SOUP WEEK: 7 Ingredients For A More Flavorful Soup
Besides chicken soup, I don’t believe you have to cook soup for hours in order to develop deep rich flavors. Whenever I make soup, I start with the base of stock, veggies, and sometimes a protein. Then I add the finishing touch, the extra pop of flavor.
Ingredients like wine, fresh lemon juice, and coconut milk can save you hours of cooking time. In just a matter of minutes, these ingredients can provide tremendous depth to soup.
Here are some of my favorite flavor boosters for soup:
Some soups can take a dash of red wine. I usually add some to onion or mushroom soup to make it taste like it’s been simmering for hours. Add it towards the beginning of the cooking process with sautéed veggies to cook off any alcohol.
When your soup is good but needs something extra, add a few dashes of vinegar. I love to add red wine vinegar to lentil and split pea soup, for example. It’s a quick fix that takes a more subtle-flavored soup to the next level.

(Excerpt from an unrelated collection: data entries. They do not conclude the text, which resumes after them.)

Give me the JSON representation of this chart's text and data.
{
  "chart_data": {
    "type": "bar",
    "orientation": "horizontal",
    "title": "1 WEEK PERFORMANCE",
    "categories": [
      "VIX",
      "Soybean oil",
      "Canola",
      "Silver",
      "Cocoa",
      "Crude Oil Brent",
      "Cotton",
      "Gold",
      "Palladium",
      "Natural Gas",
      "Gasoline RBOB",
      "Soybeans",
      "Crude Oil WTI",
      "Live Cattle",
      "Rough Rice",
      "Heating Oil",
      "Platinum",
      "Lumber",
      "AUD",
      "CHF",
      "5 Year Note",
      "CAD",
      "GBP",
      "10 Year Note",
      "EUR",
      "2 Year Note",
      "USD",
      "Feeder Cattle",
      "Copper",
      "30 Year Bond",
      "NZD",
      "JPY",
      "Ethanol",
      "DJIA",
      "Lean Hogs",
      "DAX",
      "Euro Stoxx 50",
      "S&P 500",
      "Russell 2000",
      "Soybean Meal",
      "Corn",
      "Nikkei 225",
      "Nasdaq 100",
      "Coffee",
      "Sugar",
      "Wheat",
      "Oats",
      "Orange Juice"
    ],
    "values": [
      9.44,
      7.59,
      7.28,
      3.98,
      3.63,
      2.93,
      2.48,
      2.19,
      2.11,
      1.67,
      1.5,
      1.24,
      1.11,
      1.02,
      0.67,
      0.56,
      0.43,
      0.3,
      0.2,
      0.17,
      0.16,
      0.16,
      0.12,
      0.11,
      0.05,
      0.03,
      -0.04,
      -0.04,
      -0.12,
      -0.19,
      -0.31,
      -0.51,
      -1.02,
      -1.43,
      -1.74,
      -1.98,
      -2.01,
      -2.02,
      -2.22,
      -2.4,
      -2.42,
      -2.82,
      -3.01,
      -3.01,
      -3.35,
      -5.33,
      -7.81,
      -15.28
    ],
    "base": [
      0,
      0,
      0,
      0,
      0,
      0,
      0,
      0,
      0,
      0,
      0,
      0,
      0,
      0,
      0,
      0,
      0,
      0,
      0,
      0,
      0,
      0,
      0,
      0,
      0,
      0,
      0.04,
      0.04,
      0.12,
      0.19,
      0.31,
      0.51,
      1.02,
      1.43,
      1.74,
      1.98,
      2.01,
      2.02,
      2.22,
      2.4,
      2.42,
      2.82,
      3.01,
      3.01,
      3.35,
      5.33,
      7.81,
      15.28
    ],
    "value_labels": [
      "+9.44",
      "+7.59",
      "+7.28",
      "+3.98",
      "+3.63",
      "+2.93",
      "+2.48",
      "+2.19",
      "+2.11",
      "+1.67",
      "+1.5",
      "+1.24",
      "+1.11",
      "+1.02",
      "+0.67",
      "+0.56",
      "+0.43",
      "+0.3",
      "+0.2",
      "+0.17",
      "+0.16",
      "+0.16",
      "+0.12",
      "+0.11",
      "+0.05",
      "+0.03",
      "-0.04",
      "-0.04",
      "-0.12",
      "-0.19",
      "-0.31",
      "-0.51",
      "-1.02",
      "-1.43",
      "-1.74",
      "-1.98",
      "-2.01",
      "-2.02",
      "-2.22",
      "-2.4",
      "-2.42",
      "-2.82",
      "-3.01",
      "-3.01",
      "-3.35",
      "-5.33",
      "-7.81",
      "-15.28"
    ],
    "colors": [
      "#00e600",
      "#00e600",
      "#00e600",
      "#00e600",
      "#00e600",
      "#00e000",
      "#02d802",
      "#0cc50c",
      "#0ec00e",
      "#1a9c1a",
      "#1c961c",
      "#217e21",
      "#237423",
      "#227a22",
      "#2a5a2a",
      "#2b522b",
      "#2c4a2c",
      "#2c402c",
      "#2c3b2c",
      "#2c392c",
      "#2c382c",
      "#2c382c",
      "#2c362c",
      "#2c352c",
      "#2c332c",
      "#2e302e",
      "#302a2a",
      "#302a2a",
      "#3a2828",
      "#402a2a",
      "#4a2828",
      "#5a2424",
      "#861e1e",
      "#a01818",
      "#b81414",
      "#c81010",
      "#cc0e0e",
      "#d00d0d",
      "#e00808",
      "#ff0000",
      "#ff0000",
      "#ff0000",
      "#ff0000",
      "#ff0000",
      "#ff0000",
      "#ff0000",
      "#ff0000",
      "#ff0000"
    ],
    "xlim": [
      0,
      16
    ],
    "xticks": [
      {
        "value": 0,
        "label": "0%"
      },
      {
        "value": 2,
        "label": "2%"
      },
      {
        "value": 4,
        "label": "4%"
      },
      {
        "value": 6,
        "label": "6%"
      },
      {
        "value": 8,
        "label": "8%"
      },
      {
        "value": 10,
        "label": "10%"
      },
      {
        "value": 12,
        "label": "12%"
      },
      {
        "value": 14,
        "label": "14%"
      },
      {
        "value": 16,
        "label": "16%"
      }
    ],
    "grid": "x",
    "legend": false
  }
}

I add soy sauce to more bland bases like boxed broths. It adds rich flavor to meat soups like flanken onion soup. You can also add soy sauce to soups like udon, miso, or hot and sour soup.
Coconut Cream and Cream Cheese:
When I want added creaminess in a parve soup I reach for coconut cream or coconut milk. It adds a cool and fresh element that brightens up the other flavors.
I had to add cream cheese to this list because it provides so much body and richness instantly. I add a heaping spoonful to potato or tomato soup - yum!
Fresh Lemon Juice:
I’m going to thank my Sephardic roots for this one. We add fresh lemon to everything, and soup is no exception. For soups like chicken, mushroom orzo, and taco soup, it brightens them up and adds an irresistible tang.
I’m talking curry, cumin, garam masala. Any bold spices can do wonders for a soup! As you can see from the spices I’ve mentioned, Indian soups are usually the ones that rely heavily on spices (and coconut milk).
Salt and Pepper:
This one may be obvious, but is still important to mention. The difference between an unseasoned soup and a well seasoned one can make them worlds apart. Don’t underestimate the power of salt and pepper.